Clearly, the customer missed this in their own configuration because this had been a problem for
an extended period of time and they had no idea. You can't trust that your security tools are working.
You have to verify that they're delivering the defenses you expected them to deliver using the
attacker's perspective, using that idea of autonomous pen testing. So autonomous pen testing gives you
speed, scale, and comprehensiveness. And that was a really interesting example of the customer
did all the right things in 13,99 places. All it took was one. Yeah, it's a literal needle in the haystack.
So where do you suppose we're headed here? So do you think that continuous autonomous pen testing
is going to replace traditional audits and red team exercises or is this going to be a thing where
they coexist? They're going to coexist, but I think in very different ways than in the traditional
world. So first and foremost, algorithms AI infrastructure, AI hackers like Node Zero are really
awesome at network penetration testing because network penetration testing is a graph analytics problem
at the end of the day. There's this Microsoft quote, attackers thinking graphs, defenders
thinking lists.
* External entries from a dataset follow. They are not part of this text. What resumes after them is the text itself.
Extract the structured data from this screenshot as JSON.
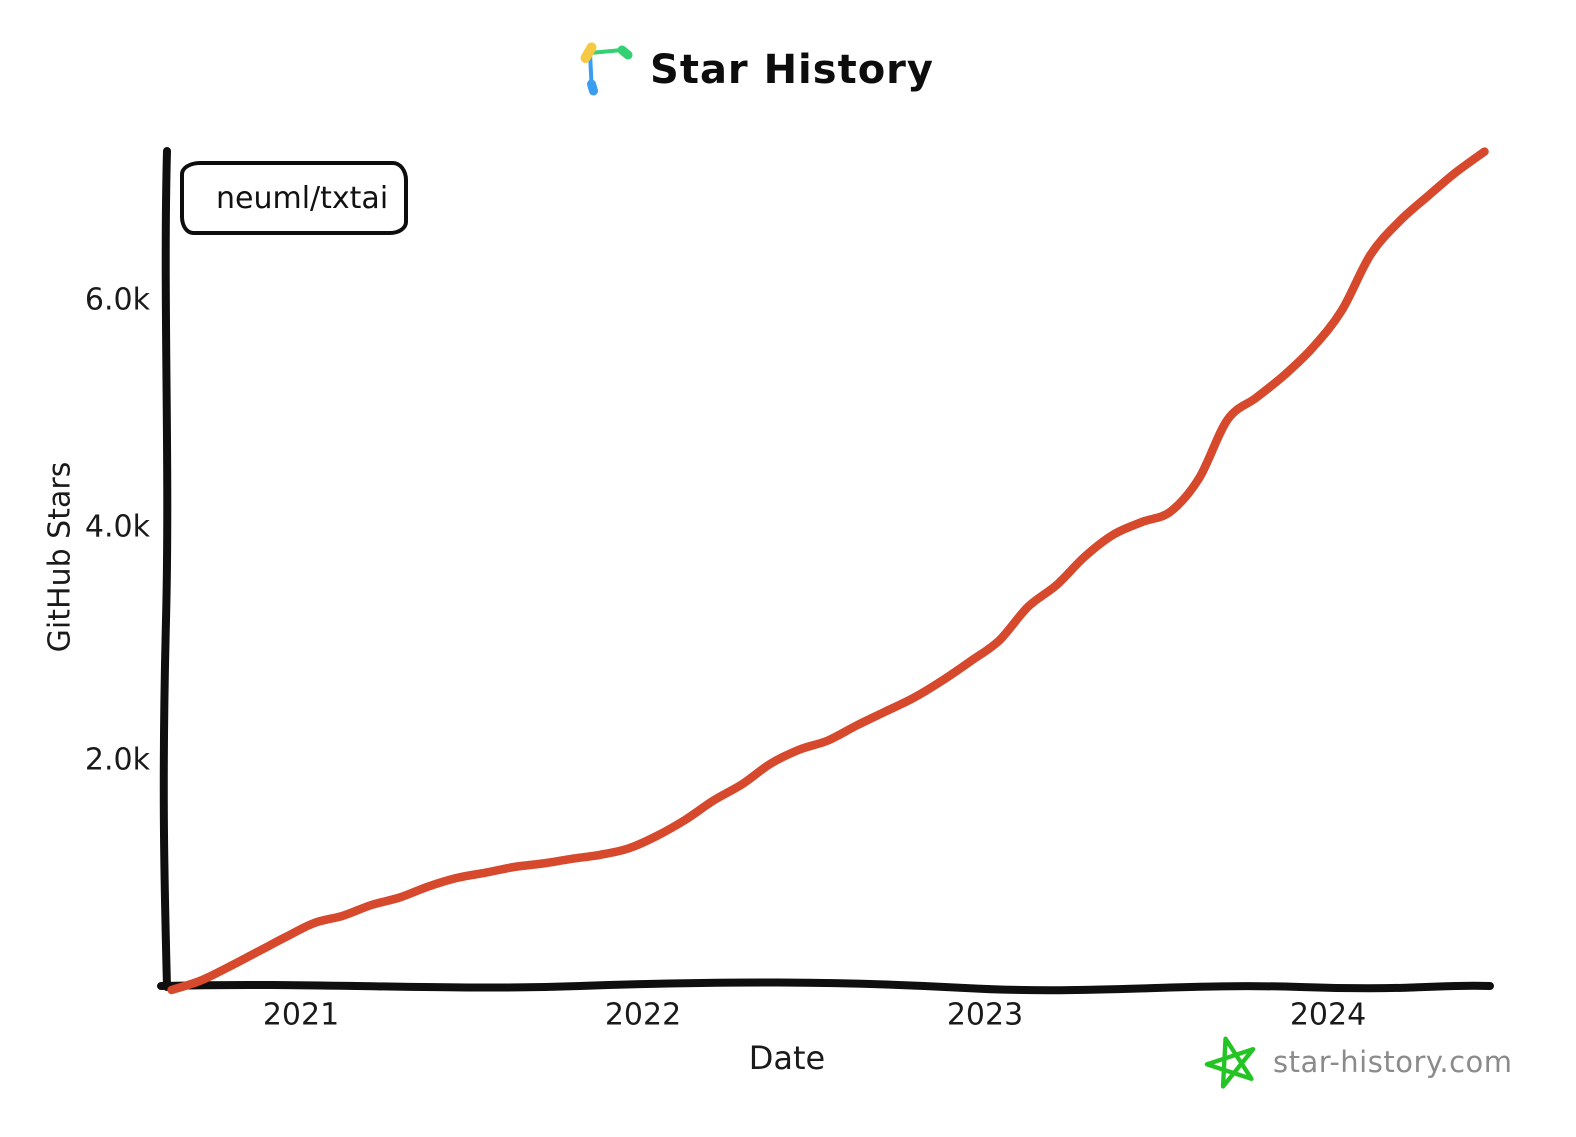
{
  "title": {
    "text": "Star History"
  },
  "legend": {
    "repo": "neuml/txtai"
  },
  "watermark": {
    "text": "star-history.com"
  },
  "axes": {
    "x": {
      "label": "Date",
      "ticks": [
        "2021",
        "2022",
        "2023",
        "2024"
      ]
    },
    "y": {
      "label": "GitHub Stars",
      "ticks": [
        "2.0k",
        "4.0k",
        "6.0k"
      ]
    }
  },
  "colors": {
    "series": "#d6492c",
    "axis": "#0f0f0f",
    "watermark_text": "#8b8b8b",
    "star_green": "#24c424",
    "icon_blue": "#3b9df0",
    "icon_green": "#33d173",
    "icon_yellow": "#f6c944"
  },
  "chart_data": {
    "type": "line",
    "title": "Star History",
    "xlabel": "Date",
    "ylabel": "GitHub Stars",
    "x_tick_years": [
      2021,
      2022,
      2023,
      2024
    ],
    "y_tick_values": [
      2000,
      4000,
      6000
    ],
    "xlim_years": [
      2020.6,
      2024.5
    ],
    "ylim": [
      0,
      7400
    ],
    "grid": false,
    "legend_position": "top-left",
    "series": [
      {
        "name": "neuml/txtai",
        "color": "#d6492c",
        "points": [
          [
            "2020-08",
            0
          ],
          [
            "2020-09",
            80
          ],
          [
            "2020-10",
            200
          ],
          [
            "2020-11",
            330
          ],
          [
            "2020-12",
            460
          ],
          [
            "2021-01",
            583
          ],
          [
            "2021-02",
            645
          ],
          [
            "2021-03",
            739
          ],
          [
            "2021-04",
            805
          ],
          [
            "2021-05",
            900
          ],
          [
            "2021-06",
            975
          ],
          [
            "2021-07",
            1020
          ],
          [
            "2021-08",
            1070
          ],
          [
            "2021-09",
            1100
          ],
          [
            "2021-10",
            1140
          ],
          [
            "2021-11",
            1175
          ],
          [
            "2021-12",
            1230
          ],
          [
            "2022-01",
            1340
          ],
          [
            "2022-02",
            1480
          ],
          [
            "2022-03",
            1650
          ],
          [
            "2022-04",
            1790
          ],
          [
            "2022-05",
            1970
          ],
          [
            "2022-06",
            2090
          ],
          [
            "2022-07",
            2170
          ],
          [
            "2022-08",
            2300
          ],
          [
            "2022-09",
            2420
          ],
          [
            "2022-10",
            2540
          ],
          [
            "2022-11",
            2690
          ],
          [
            "2022-12",
            2860
          ],
          [
            "2023-01",
            3040
          ],
          [
            "2023-02",
            3330
          ],
          [
            "2023-03",
            3520
          ],
          [
            "2023-04",
            3770
          ],
          [
            "2023-05",
            3960
          ],
          [
            "2023-06",
            4070
          ],
          [
            "2023-07",
            4160
          ],
          [
            "2023-08",
            4450
          ],
          [
            "2023-09",
            4960
          ],
          [
            "2023-10",
            5150
          ],
          [
            "2023-11",
            5350
          ],
          [
            "2023-12",
            5590
          ],
          [
            "2024-01",
            5910
          ],
          [
            "2024-02",
            6390
          ],
          [
            "2024-03",
            6680
          ],
          [
            "2024-04",
            6900
          ],
          [
            "2024-05",
            7110
          ],
          [
            "2024-06",
            7290
          ]
        ]
      }
    ]
  }
}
That is absolutely true for network penetration testing.
especially of production systems,
which we're the best in the world of doing.
The adjacency to that is in web applications,
but very specifically testing for broken authentication
and apt to internal pivoting.
That's just a natural extension of infrastructure
or network penetration testing.
What algorithms are not good at, though,
is finding logic flaws in custom code.
Humans are uniquely gifted
at that type of problem set.
So I think humans end up focusing on finding logic flaws in custom code
because that's what they're uniquely good at.
And then algorithms, AI hackers,
are going to primarily focus on infrastructure pen testing at scale.
Kind of number one.
The next two areas are security of your source code.
LLMs are actually proving to be really effective
at finding vulnerabilities in software
that completely transforms the way we do static application security testing.
Claude, OpenAI, Ardvark, other tools like that,
are incredibly effective at finding bugs in software.
Semgrep, which is a really awesome SASTY tool,
has written an interesting paper on how they use a blend of traditional
static application security testing techniques with LLMs
to find very low, false, positive,
of high-impact software flaws.
So I think that's going to be machine-driven.
But the final area that's human-driven is the long-tail of OT
and industrial control systems.
You know, at Horizon 3, I can't go buy myself a nuclear reactor
and add it to my cyber range to learn how to hack these, all the control systems.
I don't have access to that kind of machinery.
I don't have access to the long-tailed bespoke aspects of OT and ICS.
And so I think that's where humans become very focused and specialized also.
We see this with Dragos.
I mean, Dragos is an amazing company, primarily consulting services,
because it takes a very special type of human with bespoke expertise to do long-tail OT testing.
So I think, Dave, the answer is it's going to be a mix.
There are certain parts of the problem are stack that AI is incredibly capable of solving.
And there's very specific areas that humans are focused on.
and humans should really be working on things that'll put them on stage at DefCon
and let AI take care of the rest.
Our thanks to Snahal Antoni from Horizon AI for sharing his insights and experience.
Snahal Antani makes the case that pen testing isn't just about finding problems,
it's about fixing the ones that can truly hurt you
and proving your defenses can stand up to real-world pressure.
In a landscape drowning in theoretical vulnerabilities,
he argues the smarter path,
is focusing on what attackers can actually exploit and how quickly you can respond.
Our thanks to Snahal for sharing his insights and experience.
I'm Dave Bittner. Thanks for listening to this CyberwireX special edition.